1. Field of the Disclosure
Embodiments disclosed herein relate generally to separation of components of a cuttings slurry. In a more specific aspect, embodiments disclosed herein relate to an apparatus for the concurrent transport and separation of drill cuttings from a cuttings slurry. In yet further aspects, embodiments disclosed herein relate to a system and a process for handling, separating, and disposing of a cuttings slurry.
2. Background
Oilfield drilling fluid, also referred to as “drilling mud” or “returned drilling fluid,” serves multiple purposes in the industry. Examples of drilling fluids can include, but are not limited to, water-based and/or oil-based fluids that are circulated downhole to provide hydrostatic pressure during drilling operations, as well as remove cuttings during a drilling operation, cool and lubricate a drill bit. Typically, the fluid is mixed at the surface and pumped downhole at high pressure to the drill bit through a bore of the drillstring. Once the fluid reaches the drill bit, it exits through various nozzles and ports where it lubricates and cools the drill bit.
Drilling fluid provides a column of hydrostatic pressure, or head, to prevent “blow out” of the well being drilled. This hydrostatic pressure offsets formation pressures thereby preventing fluids from blowing out if pressurized deposits in the formation are breeched. Two factors contributing to the hydrostatic pressure of the drilling mud column are the height (or depth) of the column (i.e., the vertical distance from the surface to the bottom of the wellbore) itself and the density (or its inverse, specific gravity) of the fluid used. Depending on the type and construction of the formation to be drilled, various weighting and lubrication agents are mixed into the drilling mud to obtain the right mixture. Typically, drilling fluid weight is reported in “pounds,” short for pounds per gallon. Generally, increasing the amount of weighting agent solute dissolved in the mud base will create a heavier fluid. Drilling fluid that is too light may not protect the formation from blow outs, and drilling fluid that is too heavy may over invade the formation. Therefore, much time and consideration is spent to ensure the mud mixture is optimal. Because the mud evaluation and mixture process is time consuming and expensive, drillers and service companies prefer to reclaim the returned drilling fluid and recycle it for continued use.
Another significant purpose of the drilling mud is to carry the cuttings away from the drill bit at the bottom of the borehole to the surface. As a drill bit pulverizes or scrapes the rock formation at the bottom of the borehole, small pieces of solid material are left behind. The drilling fluid exiting the nozzles at the bit acts to stir-up and carry the solid particles of rock and formation to the surface within the annulus between the drillstring and the borehole.
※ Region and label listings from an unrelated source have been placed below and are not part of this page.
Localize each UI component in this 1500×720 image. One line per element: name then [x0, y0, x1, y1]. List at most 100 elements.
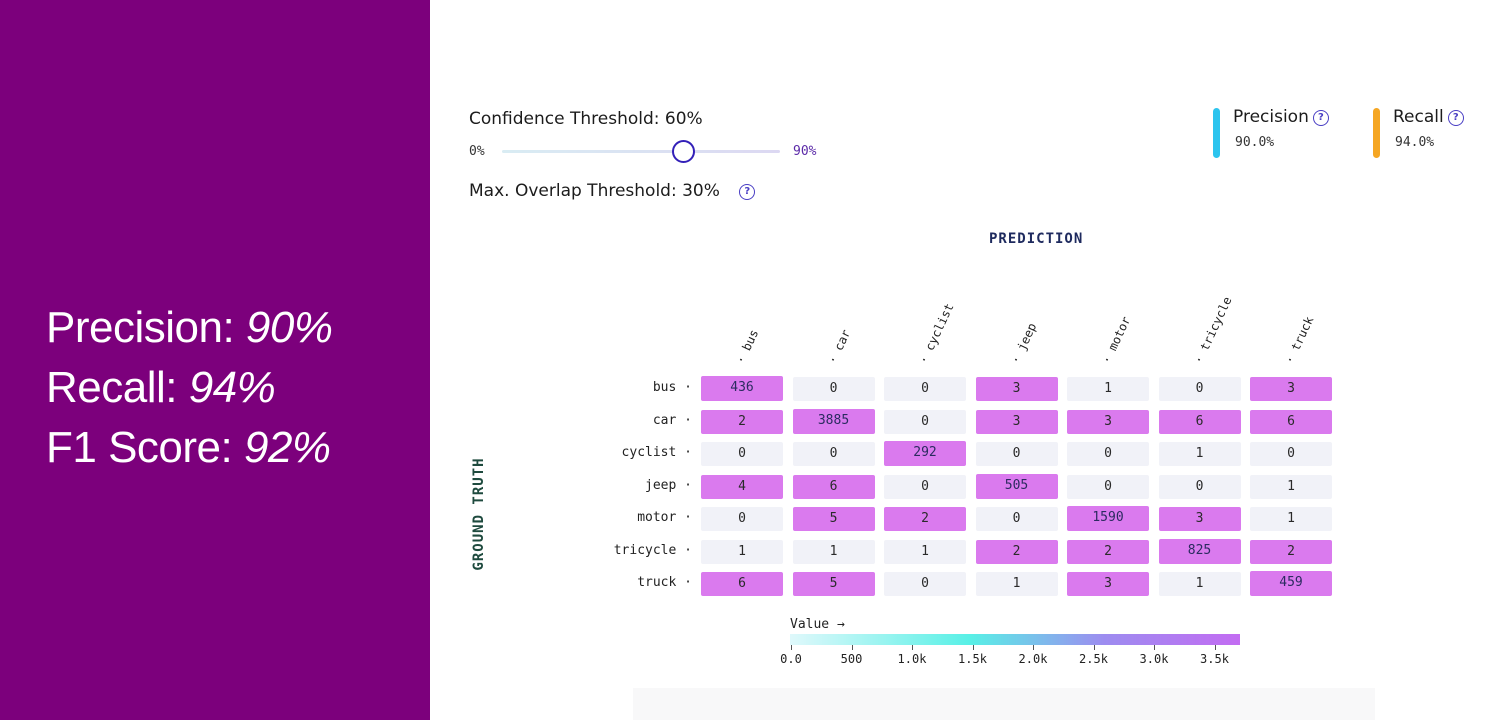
- row-label-bus: bus ·: [652, 380, 692, 395]
- summary-panel: Precision: 90% Recall: 94% F1 Score: 92%: [0, 0, 430, 720]
- matrix-cell[interactable]: 0: [1158, 377, 1241, 401]
- colorbar-tickmark: [1033, 645, 1034, 650]
- matrix-cell[interactable]: 1: [1250, 507, 1332, 531]
- matrix-cell[interactable]: 0: [1158, 474, 1241, 499]
- colorbar: [790, 634, 1240, 645]
- colorbar-tick-label: 0.0: [780, 652, 802, 666]
- matrix-cell[interactable]: 436: [701, 376, 783, 401]
- matrix-cell[interactable]: 0: [1067, 442, 1149, 466]
- matrix-cell[interactable]: 505: [975, 473, 1058, 499]
- colorbar-tick-label: 2.0k: [1018, 652, 1048, 666]
- matrix-cell[interactable]: 4: [701, 474, 783, 499]
- precision-help-icon[interactable]: ?: [1312, 110, 1329, 126]
- ground-truth-axis-title: GROUND TRUTH: [471, 457, 487, 571]
- confidence-threshold-label: Confidence Threshold: 60%: [469, 109, 703, 129]
- matrix-cell[interactable]: 1: [1158, 572, 1241, 596]
- colorbar-tickmark: [791, 645, 792, 650]
- matrix-cell[interactable]: 459: [1250, 571, 1332, 596]
- matrix-cell[interactable]: 0: [1250, 442, 1332, 466]
- colorbar-tick-label: 1.5k: [958, 652, 987, 666]
- recall-summary: Recall: 94%: [46, 363, 276, 412]
- matrix-cell[interactable]: 3: [975, 409, 1058, 434]
- recall-legend-value: 94.0%: [1395, 135, 1435, 150]
- matrix-cell[interactable]: 1: [884, 539, 966, 564]
- precision-summary: Precision: 90%: [46, 303, 333, 352]
- prediction-axis-title: PREDICTION: [989, 231, 1084, 247]
- matrix-cell[interactable]: 2: [701, 409, 783, 434]
- matrix-cell[interactable]: 0: [884, 474, 966, 499]
- matrix-cell[interactable]: 5: [792, 572, 875, 596]
- matrix-cell[interactable]: 1: [701, 539, 783, 564]
- matrix-cell[interactable]: 2: [1067, 539, 1149, 564]
- matrix-cell[interactable]: 1: [975, 572, 1058, 596]
- matrix-cell[interactable]: 0: [701, 442, 783, 466]
- matrix-cell[interactable]: 6: [701, 572, 783, 596]
- matrix-cell[interactable]: 1590: [1067, 506, 1149, 531]
- row-label-car: car ·: [652, 412, 692, 428]
- colorbar-title: Value →: [790, 617, 845, 632]
- recall-help-icon[interactable]: ?: [1447, 110, 1464, 126]
- matrix-cell[interactable]: 0: [1067, 474, 1149, 499]
- colorbar-tickmark: [1154, 645, 1155, 650]
- matrix-cell[interactable]: 2: [975, 539, 1058, 564]
- overlap-help-icon[interactable]: ?: [739, 184, 756, 200]
- confidence-slider-handle[interactable]: [672, 140, 695, 163]
- matrix-cell[interactable]: 0: [701, 507, 783, 531]
- matrix-cell[interactable]: 3: [1067, 572, 1149, 596]
- bottom-panel: [633, 688, 1375, 720]
- matrix-cell[interactable]: 0: [884, 572, 966, 596]
- precision-legend-title: Precision?: [1233, 107, 1329, 127]
- panel-top-area: [430, 0, 1500, 88]
- matrix-cell[interactable]: 0: [975, 442, 1058, 466]
- colorbar-tick-label: 1.0k: [897, 652, 927, 666]
- overlap-threshold-text: Max. Overlap Threshold: 30%: [469, 181, 720, 201]
- matrix-cell[interactable]: 0: [884, 377, 966, 401]
- colorbar-tick-label: 3.0k: [1139, 652, 1169, 666]
- colorbar-tick-label: 2.5k: [1079, 652, 1108, 666]
- summary-metrics: Precision: 90% Recall: 94% F1 Score: 92%: [46, 298, 333, 478]
- colorbar-tickmark: [912, 645, 913, 650]
- matrix-cell[interactable]: 825: [1158, 538, 1241, 564]
- precision-summary-value: 90%: [245, 303, 333, 352]
- matrix-cell[interactable]: 6: [1250, 409, 1332, 434]
- colorbar-tick-label: 500: [840, 652, 863, 666]
- colorbar-tickmark: [1093, 645, 1095, 650]
- matrix-cell[interactable]: 6: [1158, 409, 1241, 434]
- f1-summary-value: 92%: [243, 423, 331, 472]
- matrix-cell[interactable]: 5: [792, 507, 875, 531]
- matrix-cell[interactable]: 1: [1067, 377, 1149, 401]
- overlap-threshold-label: Max. Overlap Threshold: 30% ?: [469, 181, 756, 201]
- matrix-cell[interactable]: 2: [884, 507, 966, 531]
- recall-legend-title: Recall?: [1393, 107, 1464, 127]
- matrix-cell[interactable]: 1: [1250, 474, 1332, 499]
- matrix-cell[interactable]: 0: [884, 409, 966, 434]
- matrix-cell[interactable]: 3: [1067, 409, 1149, 434]
- slider-max-label: 90%: [793, 144, 817, 159]
- matrix-cell[interactable]: 3: [1250, 377, 1332, 401]
- recall-summary-value: 94%: [188, 363, 276, 412]
- colorbar-tickmark: [851, 645, 853, 650]
- slider-min-label: 0%: [469, 144, 485, 159]
- row-label-truck: truck ·: [637, 575, 692, 590]
- matrix-cell[interactable]: 3885: [792, 408, 875, 434]
- row-label-cyclist: cyclist ·: [621, 445, 692, 460]
- recall-legend-bar: [1373, 108, 1380, 158]
- matrix-cell[interactable]: 1: [792, 539, 875, 564]
- matrix-cell[interactable]: 3: [975, 377, 1058, 401]
- row-label-jeep: jeep ·: [645, 477, 692, 493]
- colorbar-tick-label: 3.5k: [1200, 652, 1229, 666]
- row-label-tricycle: tricycle ·: [613, 542, 692, 558]
- confidence-slider-track[interactable]: [502, 150, 780, 153]
- f1-summary: F1 Score: 92%: [46, 423, 331, 472]
- matrix-cell[interactable]: 0: [975, 507, 1058, 531]
- matrix-cell[interactable]: 0: [792, 377, 875, 401]
- colorbar-tickmark: [972, 645, 974, 650]
- matrix-cell[interactable]: 6: [792, 474, 875, 499]
- matrix-cell[interactable]: 2: [1250, 539, 1332, 564]
- matrix-cell[interactable]: 1: [1158, 442, 1241, 466]
- row-label-motor: motor ·: [637, 510, 692, 525]
- colorbar-tickmark: [1214, 645, 1216, 650]
- matrix-cell[interactable]: 292: [884, 441, 966, 466]
- matrix-cell[interactable]: 0: [792, 442, 875, 466]
- matrix-cell[interactable]: 3: [1158, 507, 1241, 531]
Therefore, the fluid exiting the borehole from the annulus is a slurry of formation cuttings in drilling fluid.
The exiting drilling fluids used in drilling operations return from downhole as a cuttings slurry, which typically will include both drilling fluid and drill cuttings. The composition of the cuttings slurry may also include other materials, such as weighting additives and agents, other suspended particulate matter, as well as other fluids. Before the fluid can be recycled and re-pumped down through nozzles of the drill bit, the drill cutting must be separated.
After various separatory operations, the cuttings slurry can have a general liquid phase or a substantially solids phase further having “dry” or “wet” solids. Those of ordinary skill in the art will appreciate that “dry” or “wet” refers generally to the amount of drilling fluids remaining with the substantially solids phase during and/or after any separatory operation. Thus, the solids phase may be considered “wet” if a substantial quantity of fluid phase is still present after the separatory operation. Likewise, the solids phase may be considered “dry” if the cuttings do not contain a substantial quantity of fluid phase. Those of ordinary skill in the art will further appreciate that the amount of fluids remaining with either of the phases may vary according to the type of formation being drilled, the type of drilling fluids used in the drilling operation, and the type of separatory operation employed.
Separation operations such as a clarifier, a centrifuge, a screen, a mud cleaner, or a shaker, are well known in the art for removing drilling fluid from a cuttings slurry. However, these operations are not always capable of sufficient or adequate separation of drilling fluids from the cuttings slurry. For example, a cuttings slurry recovered from a shaker may have a reduced drilling fluids content as high as 50% by volume. The high volume of drilling fluid in a cuttings slurry is problematic because at the end-point in a process, this slurry is usually designated for disposal. The effect of losing drilling fluid through disposal is doubled because replacement drilling fluid is subsequently re-added as a make-up stream. Further, the added liquid weight remaining in the cuttings slurry creates a greater load requirement for transport and disposal operations.
Accordingly, there exists a need in the art for improved separation devices and/or processes for removing drilling fluid from drill cuttings.